Pröbstel, A.-K., Zhou, X., Baumann, R., Wischnewski, S., Kutza, M., Rojas, O. L., et al. (2020). Gut microbiota-specific IgA+ B cells traffic to the CNS in active multiple sclerosis. Science Immunology, 5(53): eabc7191. doi:10.1126/sciimmunol.abc7191.


Cite as: http://hdl.handle.net/21.11116/0000-0007-7E2F-9
Abstract
Changes in gut microbiota composition and a diverse role of B cells have recently been implicated in multiple sclerosis (MS), a central nervous system (CNS) autoimmune disease. Immunoglobulin A (IgA) is a key regulator at the mucosal interface. However, whether gut microbiota shape IgA responses and what role IgA+ cells have in neuroinflammation are unknown. Here, we identify IgA-bound taxa in MS and show that IgA-producing cells specific for MS-associated taxa traffic to the inflamed CNS, resulting in a strong, compartmentalized IgA enrichment in active MS and other neuroinflammatory diseases.
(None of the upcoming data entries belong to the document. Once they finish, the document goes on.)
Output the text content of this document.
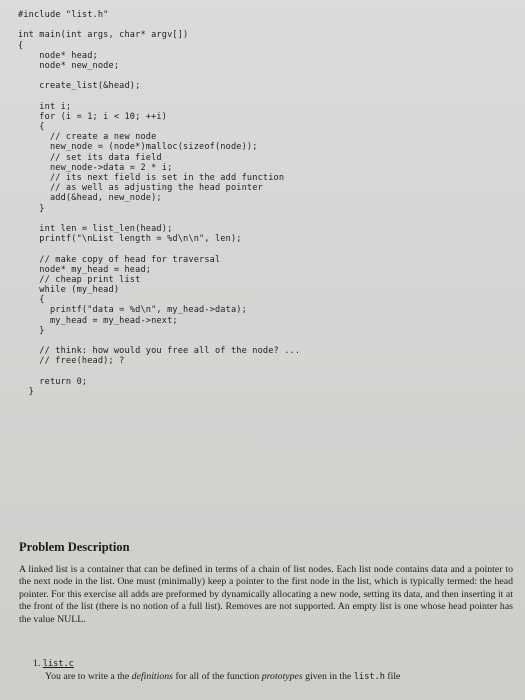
#include "list.h"
int main(int args, char* argv[])
{
node* head;
node* new_node;
create_list(&head);
int i;
for (i = 1; i < 10; ++i)
{
// create a new node
new_node = (node*)malloc(sizeof(node));
// set its data field
new_node->data = 2 * i;
// its next field is set in the add function
// as well as adjusting the head pointer
add(&head, new_node);
}
int len = list_len(head);
printf("\nList length = %d\n\n", len);
// make copy of head for traversal
node* my_head = head;
// cheap print list
while (my_head)
{
printf("data = %d\n", my_head->data);
my_head = my_head->next;
}
// think: how would you free all of the node? ...
// free(head); ?
return 0;
}
Problem Description

A linked list is a container that can be defined in terms of a chain of list nodes. Each list node contains data and a pointer to the next node in the list. One must (minimally) keep a pointer to the first node in the list, which is typically termed: the head pointer. For this exercise all adds are preformed by dynamically allocating a new node, setting its data, and then inserting it at the front of the list (there is no notion of a full list). Removes are not supported. An empty list is one whose head pointer has the value NULL.

1. list.c
You are to write a the definitions for all of the function prototypes given in the list.h file
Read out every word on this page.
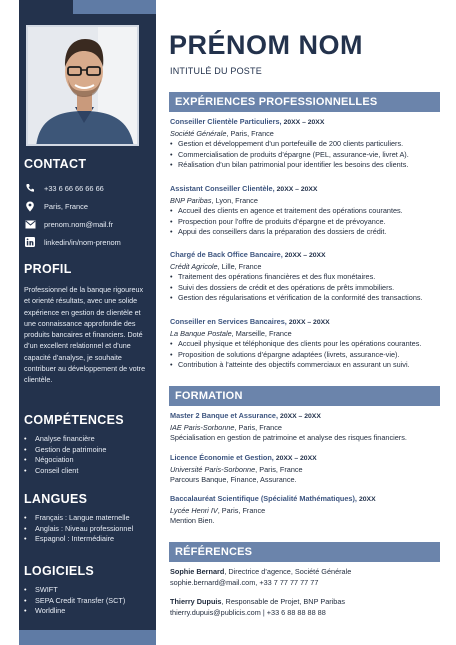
CONTACT
+33 6 66 66 66 66
Paris, France
prenom.nom@mail.fr
linkedin/in/nom-prenom
PROFIL
Professionnel de la banque rigoureux et orienté résultats, avec une solide expérience en gestion de clientèle et une connaissance approfondie des produits bancaires et financiers. Doté d’un excellent relationnel et d’une capacité d’analyse, je souhaite contribuer au développement de votre clientèle.
COMPÉTENCES
• Analyse financière
• Gestion de patrimoine
• Négociation
• Conseil client
LANGUES
• Français : Langue maternelle
• Anglais : Niveau professionnel
• Espagnol : Intermédiaire
LOGICIELS
• SWIFT
• SEPA Credit Transfer (SCT)
• Worldline
PRÉNOM NOM
INTITULÉ DU POSTE
EXPÉRIENCES PROFESSIONNELLES
Conseiller Clientèle Particuliers, 20XX – 20XX
Société Générale, Paris, France
• Gestion et développement d’un portefeuille de 200 clients particuliers.
• Commercialisation de produits d’épargne (PEL, assurance-vie, livret A).
• Réalisation d’un bilan patrimonial pour identifier les besoins des clients.
Assistant Conseiller Clientèle, 20XX – 20XX
BNP Paribas, Lyon, France
• Accueil des clients en agence et traitement des opérations courantes.
• Prospection pour l’offre de produits d’épargne et de prévoyance.
• Appui des conseillers dans la préparation des dossiers de crédit.
Chargé de Back Office Bancaire, 20XX – 20XX
Crédit Agricole, Lille, France
• Traitement des opérations financières et des flux monétaires.
• Suivi des dossiers de crédit et des opérations de prêts immobiliers.
• Gestion des régularisations et vérification de la conformité des transactions.
Conseiller en Services Bancaires, 20XX – 20XX
La Banque Postale, Marseille, France
• Accueil physique et téléphonique des clients pour les opérations courantes.
• Proposition de solutions d’épargne adaptées (livrets, assurance-vie).
• Contribution à l’atteinte des objectifs commerciaux en assurant un suivi.
FORMATION
Master 2 Banque et Assurance, 20XX – 20XX
IAE Paris-Sorbonne, Paris, France
Spécialisation en gestion de patrimoine et analyse des risques financiers.
Licence Économie et Gestion, 20XX – 20XX
Université Paris-Sorbonne, Paris, France
Parcours Banque, Finance, Assurance.
Baccalauréat Scientifique (Spécialité Mathématiques), 20XX
Lycée Henri IV, Paris, France
Mention Bien.
RÉFÉRENCES
Sophie Bernard, Directrice d’agence, Société Générale
sophie.bernard@mail.com, +33 7 77 77 77 77
Thierry Dupuis, Responsable de Projet, BNP Paribas
thierry.dupuis@publicis.com | +33 6 88 88 88 88
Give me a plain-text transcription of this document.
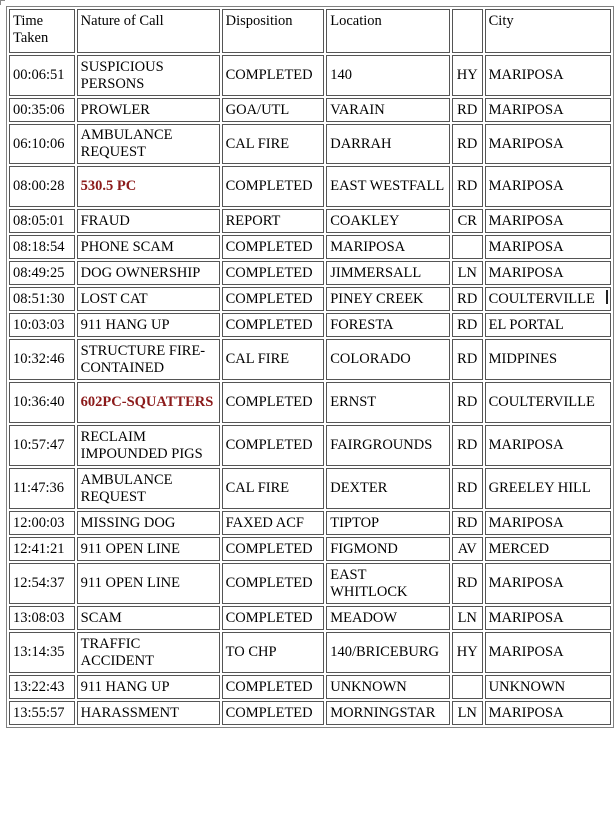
Time Taken	Nature of Call	Disposition	Location		City
00:06:51	SUSPICIOUS PERSONS	COMPLETED	140	HY	MARIPOSA
00:35:06	PROWLER	GOA/UTL	VARAIN	RD	MARIPOSA
06:10:06	AMBULANCE REQUEST	CAL FIRE	DARRAH	RD	MARIPOSA
08:00:28	530.5 PC	COMPLETED	EAST WESTFALL	RD	MARIPOSA
08:05:01	FRAUD	REPORT	COAKLEY	CR	MARIPOSA
08:18:54	PHONE SCAM	COMPLETED	MARIPOSA		MARIPOSA
08:49:25	DOG OWNERSHIP	COMPLETED	JIMMERSALL	LN	MARIPOSA
08:51:30	LOST CAT	COMPLETED	PINEY CREEK	RD	COULTERVILLE
10:03:03	911 HANG UP	COMPLETED	FORESTA	RD	EL PORTAL
10:32:46	STRUCTURE FIRE-CONTAINED	CAL FIRE	COLORADO	RD	MIDPINES
10:36:40	602PC-SQUATTERS	COMPLETED	ERNST	RD	COULTERVILLE
10:57:47	RECLAIM IMPOUNDED PIGS	COMPLETED	FAIRGROUNDS	RD	MARIPOSA
11:47:36	AMBULANCE REQUEST	CAL FIRE	DEXTER	RD	GREELEY HILL
12:00:03	MISSING DOG	FAXED ACF	TIPTOP	RD	MARIPOSA
12:41:21	911 OPEN LINE	COMPLETED	FIGMOND	AV	MERCED
12:54:37	911 OPEN LINE	COMPLETED	EAST WHITLOCK	RD	MARIPOSA
13:08:03	SCAM	COMPLETED	MEADOW	LN	MARIPOSA
13:14:35	TRAFFIC ACCIDENT	TO CHP	140/BRICEBURG	HY	MARIPOSA
13:22:43	911 HANG UP	COMPLETED	UNKNOWN		UNKNOWN
13:55:57	HARASSMENT	COMPLETED	MORNINGSTAR	LN	MARIPOSA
Unlike previously characterized polyreactive anti-commensal IgA responses, CNS IgA cross-reacts with surface structures on specific bacterial strains but not with brain tissue. These findings establish gut microbiota–specific IgA+ cells as a systemic mediator in MS and suggest a critical role of mucosal B cells during active neuroinflammation with broad implications for IgA as an informative biomarker and IgA-producing cells as an immune subset to harness for therapeutic interventions.